Over the course of at least seven police interviews over the course of two years — later said to contain “inconsistent statements” — Pauline implicated himself, Albert “Ian” Schweitzer and the latter's brother, Shawn Schweitzer, for Ireland’s murder.
Post-conviction attorneys said, “John [Gonsalves] made a deal with police to persuade Frank [Pauline] to talk to them regarding the Dana Ireland case in exchange for dropping the drug charges.”
Pauline was also granted privileges behind bars, including phone calls to his girlfriend and preferred prison housing, according to the Hawaii Innocence Project.
The Schweitzer brothers denied their involvement in the murder, and claimed the allegations against them were a result of a feud with half-brothers Gonsalves and Pauline.

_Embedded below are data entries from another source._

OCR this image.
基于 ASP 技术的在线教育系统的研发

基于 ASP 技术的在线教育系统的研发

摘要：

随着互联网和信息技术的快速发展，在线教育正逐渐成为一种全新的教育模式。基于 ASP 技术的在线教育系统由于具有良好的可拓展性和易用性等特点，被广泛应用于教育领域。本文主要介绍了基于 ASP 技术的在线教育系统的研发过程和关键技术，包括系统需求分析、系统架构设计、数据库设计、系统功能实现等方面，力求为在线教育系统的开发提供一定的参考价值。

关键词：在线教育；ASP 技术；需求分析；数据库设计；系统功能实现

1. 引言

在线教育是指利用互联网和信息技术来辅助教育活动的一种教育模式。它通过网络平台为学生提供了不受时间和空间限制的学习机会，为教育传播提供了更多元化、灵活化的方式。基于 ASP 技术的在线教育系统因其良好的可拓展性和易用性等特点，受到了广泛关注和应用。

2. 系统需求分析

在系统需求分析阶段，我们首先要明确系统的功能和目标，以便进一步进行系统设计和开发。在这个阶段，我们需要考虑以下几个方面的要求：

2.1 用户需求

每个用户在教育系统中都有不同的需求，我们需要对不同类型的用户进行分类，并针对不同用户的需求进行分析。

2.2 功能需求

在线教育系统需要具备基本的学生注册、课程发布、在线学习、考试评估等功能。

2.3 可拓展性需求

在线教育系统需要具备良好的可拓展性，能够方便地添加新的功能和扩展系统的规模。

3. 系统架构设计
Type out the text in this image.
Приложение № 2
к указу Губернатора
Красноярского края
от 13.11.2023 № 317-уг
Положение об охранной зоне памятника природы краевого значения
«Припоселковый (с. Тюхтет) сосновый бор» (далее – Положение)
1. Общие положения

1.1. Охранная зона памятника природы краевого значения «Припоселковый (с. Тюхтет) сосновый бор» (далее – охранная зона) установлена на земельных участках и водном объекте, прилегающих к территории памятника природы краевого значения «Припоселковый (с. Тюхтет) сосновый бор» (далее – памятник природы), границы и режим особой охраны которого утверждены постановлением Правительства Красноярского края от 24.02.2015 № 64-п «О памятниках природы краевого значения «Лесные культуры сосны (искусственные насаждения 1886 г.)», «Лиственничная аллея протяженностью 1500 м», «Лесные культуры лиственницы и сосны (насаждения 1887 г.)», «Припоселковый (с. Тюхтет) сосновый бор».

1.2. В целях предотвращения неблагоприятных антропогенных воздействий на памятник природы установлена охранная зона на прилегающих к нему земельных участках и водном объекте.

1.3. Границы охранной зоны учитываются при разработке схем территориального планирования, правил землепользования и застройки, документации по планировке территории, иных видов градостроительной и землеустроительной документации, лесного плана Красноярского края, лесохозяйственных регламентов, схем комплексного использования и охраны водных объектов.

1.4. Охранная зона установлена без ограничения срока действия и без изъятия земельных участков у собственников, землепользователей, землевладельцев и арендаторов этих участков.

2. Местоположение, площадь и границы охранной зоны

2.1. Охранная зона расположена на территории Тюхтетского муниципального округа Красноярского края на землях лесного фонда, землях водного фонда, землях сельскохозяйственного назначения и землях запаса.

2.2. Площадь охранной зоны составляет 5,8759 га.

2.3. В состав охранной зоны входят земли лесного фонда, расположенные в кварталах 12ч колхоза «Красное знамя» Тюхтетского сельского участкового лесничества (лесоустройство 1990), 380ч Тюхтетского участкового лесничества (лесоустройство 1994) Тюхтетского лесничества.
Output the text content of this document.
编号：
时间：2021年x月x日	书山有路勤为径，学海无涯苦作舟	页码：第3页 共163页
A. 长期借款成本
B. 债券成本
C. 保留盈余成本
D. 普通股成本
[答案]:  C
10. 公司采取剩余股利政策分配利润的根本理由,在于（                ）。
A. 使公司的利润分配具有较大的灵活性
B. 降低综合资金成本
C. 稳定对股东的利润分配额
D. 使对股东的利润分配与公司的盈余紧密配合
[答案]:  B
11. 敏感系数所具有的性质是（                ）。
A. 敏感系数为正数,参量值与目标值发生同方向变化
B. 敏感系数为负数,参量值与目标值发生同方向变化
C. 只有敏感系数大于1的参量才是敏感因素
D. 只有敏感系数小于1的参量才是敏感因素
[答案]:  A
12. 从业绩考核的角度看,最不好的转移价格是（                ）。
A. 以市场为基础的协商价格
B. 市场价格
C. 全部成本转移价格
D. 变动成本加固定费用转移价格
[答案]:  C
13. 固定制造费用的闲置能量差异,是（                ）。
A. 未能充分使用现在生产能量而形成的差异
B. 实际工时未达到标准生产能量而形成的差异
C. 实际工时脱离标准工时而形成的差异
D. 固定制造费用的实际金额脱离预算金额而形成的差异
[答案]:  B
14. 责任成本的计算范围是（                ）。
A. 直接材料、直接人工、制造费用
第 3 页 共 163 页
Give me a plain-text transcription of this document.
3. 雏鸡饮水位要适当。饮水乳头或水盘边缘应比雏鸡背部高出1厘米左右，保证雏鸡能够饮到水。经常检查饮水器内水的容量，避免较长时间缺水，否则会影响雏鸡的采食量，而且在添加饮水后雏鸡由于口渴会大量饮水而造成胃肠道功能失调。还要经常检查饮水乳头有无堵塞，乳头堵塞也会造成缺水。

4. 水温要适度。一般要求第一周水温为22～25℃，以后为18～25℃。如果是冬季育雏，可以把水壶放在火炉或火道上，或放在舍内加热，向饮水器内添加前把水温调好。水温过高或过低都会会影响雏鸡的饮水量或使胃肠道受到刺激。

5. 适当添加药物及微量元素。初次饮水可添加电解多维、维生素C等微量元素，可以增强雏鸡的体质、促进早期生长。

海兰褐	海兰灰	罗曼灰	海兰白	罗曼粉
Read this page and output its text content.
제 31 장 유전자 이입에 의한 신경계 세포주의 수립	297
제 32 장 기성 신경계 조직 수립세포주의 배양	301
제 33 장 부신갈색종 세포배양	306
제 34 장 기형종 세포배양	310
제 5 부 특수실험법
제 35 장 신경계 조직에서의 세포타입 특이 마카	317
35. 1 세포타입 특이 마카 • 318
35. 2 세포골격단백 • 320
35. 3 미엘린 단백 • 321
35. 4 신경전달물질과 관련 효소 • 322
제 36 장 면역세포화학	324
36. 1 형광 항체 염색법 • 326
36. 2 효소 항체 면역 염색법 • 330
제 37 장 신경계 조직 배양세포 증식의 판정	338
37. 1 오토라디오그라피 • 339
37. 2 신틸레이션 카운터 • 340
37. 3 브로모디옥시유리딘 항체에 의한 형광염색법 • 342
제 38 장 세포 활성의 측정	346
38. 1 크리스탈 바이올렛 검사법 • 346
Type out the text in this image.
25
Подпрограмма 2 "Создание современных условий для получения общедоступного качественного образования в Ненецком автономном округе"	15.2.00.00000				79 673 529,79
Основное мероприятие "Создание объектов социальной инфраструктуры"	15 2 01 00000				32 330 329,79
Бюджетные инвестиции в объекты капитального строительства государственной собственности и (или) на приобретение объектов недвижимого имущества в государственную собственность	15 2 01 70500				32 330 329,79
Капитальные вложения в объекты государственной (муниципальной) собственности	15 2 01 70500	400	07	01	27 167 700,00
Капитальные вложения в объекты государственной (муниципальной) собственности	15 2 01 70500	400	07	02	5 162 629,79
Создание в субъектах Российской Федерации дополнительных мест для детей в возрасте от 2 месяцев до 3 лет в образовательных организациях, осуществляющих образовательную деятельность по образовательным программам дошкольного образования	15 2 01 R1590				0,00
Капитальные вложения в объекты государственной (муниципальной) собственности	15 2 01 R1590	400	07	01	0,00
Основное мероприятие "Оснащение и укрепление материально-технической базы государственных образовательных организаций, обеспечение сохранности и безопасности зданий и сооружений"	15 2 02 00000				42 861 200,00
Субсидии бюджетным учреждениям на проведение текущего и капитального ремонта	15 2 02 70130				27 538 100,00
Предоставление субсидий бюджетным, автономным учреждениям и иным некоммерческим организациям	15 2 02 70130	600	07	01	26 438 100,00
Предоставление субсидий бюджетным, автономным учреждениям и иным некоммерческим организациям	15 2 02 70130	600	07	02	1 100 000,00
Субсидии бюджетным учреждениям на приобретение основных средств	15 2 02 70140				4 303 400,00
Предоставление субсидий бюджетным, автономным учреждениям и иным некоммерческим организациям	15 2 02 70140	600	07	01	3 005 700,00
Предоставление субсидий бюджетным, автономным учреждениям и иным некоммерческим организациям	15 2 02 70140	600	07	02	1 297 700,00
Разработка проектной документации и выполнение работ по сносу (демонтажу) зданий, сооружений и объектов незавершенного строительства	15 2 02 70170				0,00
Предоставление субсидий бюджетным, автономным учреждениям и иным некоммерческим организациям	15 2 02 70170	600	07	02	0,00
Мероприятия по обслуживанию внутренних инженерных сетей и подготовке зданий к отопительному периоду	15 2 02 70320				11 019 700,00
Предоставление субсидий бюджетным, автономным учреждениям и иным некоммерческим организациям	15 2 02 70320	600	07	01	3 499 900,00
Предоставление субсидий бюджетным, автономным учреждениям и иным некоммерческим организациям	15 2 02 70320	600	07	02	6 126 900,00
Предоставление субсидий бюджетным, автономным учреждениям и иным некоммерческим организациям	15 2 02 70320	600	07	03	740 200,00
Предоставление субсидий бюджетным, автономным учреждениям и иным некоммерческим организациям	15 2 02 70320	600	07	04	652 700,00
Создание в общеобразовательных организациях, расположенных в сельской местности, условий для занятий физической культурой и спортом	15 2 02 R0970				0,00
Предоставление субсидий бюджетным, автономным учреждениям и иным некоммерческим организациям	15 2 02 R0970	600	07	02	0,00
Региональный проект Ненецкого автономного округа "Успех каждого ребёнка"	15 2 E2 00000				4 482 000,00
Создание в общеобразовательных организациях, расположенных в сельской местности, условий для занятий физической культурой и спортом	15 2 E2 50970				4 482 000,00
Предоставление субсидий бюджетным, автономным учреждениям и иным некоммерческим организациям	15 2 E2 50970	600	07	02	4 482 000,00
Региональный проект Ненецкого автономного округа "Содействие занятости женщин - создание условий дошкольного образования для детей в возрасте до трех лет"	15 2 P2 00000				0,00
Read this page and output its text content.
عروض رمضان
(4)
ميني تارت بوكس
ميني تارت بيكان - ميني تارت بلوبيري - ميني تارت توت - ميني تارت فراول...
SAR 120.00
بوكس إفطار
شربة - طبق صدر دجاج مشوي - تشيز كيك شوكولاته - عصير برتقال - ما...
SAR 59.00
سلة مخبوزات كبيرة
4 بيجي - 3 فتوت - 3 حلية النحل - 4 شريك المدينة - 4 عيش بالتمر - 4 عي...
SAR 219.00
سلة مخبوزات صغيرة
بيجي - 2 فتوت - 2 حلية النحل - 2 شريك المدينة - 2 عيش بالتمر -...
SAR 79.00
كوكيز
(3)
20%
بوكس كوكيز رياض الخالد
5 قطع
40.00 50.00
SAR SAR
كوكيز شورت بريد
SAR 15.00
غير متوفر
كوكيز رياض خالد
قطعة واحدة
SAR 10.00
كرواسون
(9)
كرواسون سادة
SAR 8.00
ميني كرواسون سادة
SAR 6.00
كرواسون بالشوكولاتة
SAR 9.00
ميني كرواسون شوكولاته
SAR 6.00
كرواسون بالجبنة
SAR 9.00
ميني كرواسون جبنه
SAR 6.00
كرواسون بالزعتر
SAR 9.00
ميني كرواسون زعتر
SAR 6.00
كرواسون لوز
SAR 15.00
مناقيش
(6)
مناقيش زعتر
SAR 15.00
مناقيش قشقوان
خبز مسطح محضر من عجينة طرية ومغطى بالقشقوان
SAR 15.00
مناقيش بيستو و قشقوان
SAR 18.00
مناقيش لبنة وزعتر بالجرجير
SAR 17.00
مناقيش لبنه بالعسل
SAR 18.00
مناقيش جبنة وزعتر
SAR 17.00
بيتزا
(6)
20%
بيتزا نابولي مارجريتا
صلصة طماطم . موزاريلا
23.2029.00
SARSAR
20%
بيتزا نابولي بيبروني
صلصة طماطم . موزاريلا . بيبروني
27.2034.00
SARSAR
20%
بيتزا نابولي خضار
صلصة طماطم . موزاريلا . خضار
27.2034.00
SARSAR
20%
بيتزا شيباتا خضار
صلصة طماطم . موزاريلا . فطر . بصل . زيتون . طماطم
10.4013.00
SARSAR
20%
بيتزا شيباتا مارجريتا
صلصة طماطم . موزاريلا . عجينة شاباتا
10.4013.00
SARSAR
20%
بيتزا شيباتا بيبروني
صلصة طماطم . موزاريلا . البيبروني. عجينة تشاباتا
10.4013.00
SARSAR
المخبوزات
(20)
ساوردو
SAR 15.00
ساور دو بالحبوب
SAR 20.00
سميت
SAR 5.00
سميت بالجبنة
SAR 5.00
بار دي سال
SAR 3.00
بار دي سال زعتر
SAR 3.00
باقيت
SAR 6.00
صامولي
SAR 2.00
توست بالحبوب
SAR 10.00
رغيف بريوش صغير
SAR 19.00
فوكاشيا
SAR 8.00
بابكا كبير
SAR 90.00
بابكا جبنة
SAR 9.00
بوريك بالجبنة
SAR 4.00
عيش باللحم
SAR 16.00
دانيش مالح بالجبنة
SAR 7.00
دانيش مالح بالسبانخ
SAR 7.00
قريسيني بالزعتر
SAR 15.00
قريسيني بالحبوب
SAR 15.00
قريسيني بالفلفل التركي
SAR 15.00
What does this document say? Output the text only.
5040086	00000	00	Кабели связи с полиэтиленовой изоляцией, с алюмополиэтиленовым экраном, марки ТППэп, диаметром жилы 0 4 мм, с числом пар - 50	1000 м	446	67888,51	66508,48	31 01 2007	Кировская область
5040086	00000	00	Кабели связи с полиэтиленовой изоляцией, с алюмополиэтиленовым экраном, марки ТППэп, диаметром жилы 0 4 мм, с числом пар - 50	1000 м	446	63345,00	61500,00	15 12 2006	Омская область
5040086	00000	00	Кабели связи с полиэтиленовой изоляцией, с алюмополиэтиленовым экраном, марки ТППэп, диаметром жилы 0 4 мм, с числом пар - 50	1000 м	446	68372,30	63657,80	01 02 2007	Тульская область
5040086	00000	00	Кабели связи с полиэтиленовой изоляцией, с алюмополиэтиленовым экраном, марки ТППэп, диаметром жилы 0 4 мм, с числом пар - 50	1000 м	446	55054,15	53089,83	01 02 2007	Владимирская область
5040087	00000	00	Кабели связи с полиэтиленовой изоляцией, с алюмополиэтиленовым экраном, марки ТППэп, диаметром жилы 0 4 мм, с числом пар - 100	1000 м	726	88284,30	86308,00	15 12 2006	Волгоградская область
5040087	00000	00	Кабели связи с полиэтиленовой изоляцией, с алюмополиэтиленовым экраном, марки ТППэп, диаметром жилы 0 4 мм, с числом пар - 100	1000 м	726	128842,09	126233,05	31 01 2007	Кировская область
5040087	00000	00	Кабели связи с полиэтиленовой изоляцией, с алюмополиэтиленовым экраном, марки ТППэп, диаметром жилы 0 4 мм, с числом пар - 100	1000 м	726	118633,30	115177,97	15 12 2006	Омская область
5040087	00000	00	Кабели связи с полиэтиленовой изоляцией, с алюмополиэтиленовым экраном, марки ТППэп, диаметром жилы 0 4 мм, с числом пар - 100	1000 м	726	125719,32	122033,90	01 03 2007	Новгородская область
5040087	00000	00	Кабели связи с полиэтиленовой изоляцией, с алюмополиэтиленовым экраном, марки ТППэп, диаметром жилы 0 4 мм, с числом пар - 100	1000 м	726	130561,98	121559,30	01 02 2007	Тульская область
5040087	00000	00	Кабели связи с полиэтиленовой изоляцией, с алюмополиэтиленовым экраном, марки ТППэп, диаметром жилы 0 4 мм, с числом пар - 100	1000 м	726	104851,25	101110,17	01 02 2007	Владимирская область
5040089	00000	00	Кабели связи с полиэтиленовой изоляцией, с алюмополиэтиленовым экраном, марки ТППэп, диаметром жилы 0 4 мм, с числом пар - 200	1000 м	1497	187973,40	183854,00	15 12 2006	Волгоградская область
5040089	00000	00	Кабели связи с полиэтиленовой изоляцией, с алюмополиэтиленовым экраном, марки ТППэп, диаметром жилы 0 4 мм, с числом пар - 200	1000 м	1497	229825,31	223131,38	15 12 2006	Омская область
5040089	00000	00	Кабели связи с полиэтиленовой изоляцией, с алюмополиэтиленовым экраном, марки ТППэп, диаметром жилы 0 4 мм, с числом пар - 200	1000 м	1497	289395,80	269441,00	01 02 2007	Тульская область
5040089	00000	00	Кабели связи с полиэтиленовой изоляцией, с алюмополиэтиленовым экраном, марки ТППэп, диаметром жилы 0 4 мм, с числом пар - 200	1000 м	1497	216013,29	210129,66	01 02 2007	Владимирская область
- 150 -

The Schweitzers were indicted in 1997, but the charges against them were dismissed without prejudice about one year later when the FBI released a report stating that DNA excluded the men from the crime scene. However, the brothers were charged again in 1999 despite the new report, based on a jailhouse informant who claimed Ian allegedly confessed to the crime, according to the California Innocence Project (formerly the California and Hawaii Innocence Project) on behalf of Shawn Schweitzer.
Shawn Schweitzer pleaded guilty to murder, kidnapping and rape charges and was sentenced to one year with time already served and five years probation, while Ian Schweitzer and Frank Pauline were sentenced to life.
Pauline and Shawn Schweitzer both later recanted their statements, while Ian always maintained his innocence.
Recent tests prove that the crime scene DNA that didn't match either Pauline or the Schweitzers did match DNA extracted from Ireland’s rape kit, as well as the “hospital gurney sheet, underwear [and] pubic combings,” which “further solidified the innocence of all three men,” Lawson told Oxygen.com.
Investigators also took a fresh look at the T-shirt found at the crime scene.
“A key piece of evidence at both Ian and Mr. Pauline’s trials was a Jimmy’Z T-shirt found near the victim’s body, which was soaked in her blood,” Lawson told Oxygen.com. “At both trials, the prosecution presented witnesses who claimed the shirt belonged to Mr. Pauline, even though he strenuously denied this and argued the shirt did not fit.”
Recent tests on the shirt’s armpit stains matched the unknown male suspect whose DNA was found at the crime scene and in the rape kit, according to Lawson.
The unknown suspect’s DNA was recently submitted to federal databases, though no matches have yet been found.
“At a new trial today, a jury would not convict Mr. Schweitzer of Ms. Ireland’s sexual assault and murder,” as stated in Monday’s petition. “In fact, a prosecutor would likely not even arrest Mr. Schweitzer for this crime.”
Ian Schweitzer’s attorneys also claim there was no evidence found at the crash site linking to his Volkswagen Beetle, as previously believed. Schweitzer didn’t own the vehicle when Ireland was killed.
A judge will ultimately decide if he or she will overturn Ian Schweitzer’s conviction.
On Tuesday, the County of Hawaii Office of the Prosecuting Attorney released a statement, as cited by NBC Honolulu affiliate KHNL.
“No matter the outcome of these post-conviction proceedings, we remain committed to identifying ‘unknown male #1’ and seeking justice for Dana Ireland and her Ohana,” according to prosecutors. (Ohana is the Hawaiian word for family.)
Pauline was reportedly beaten to death with a rock in 2015 while serving his sentence in a New Mexico prison.
The California Innocence Project claims Shawn Schweitzer “continues to be associated with Dana’s death.”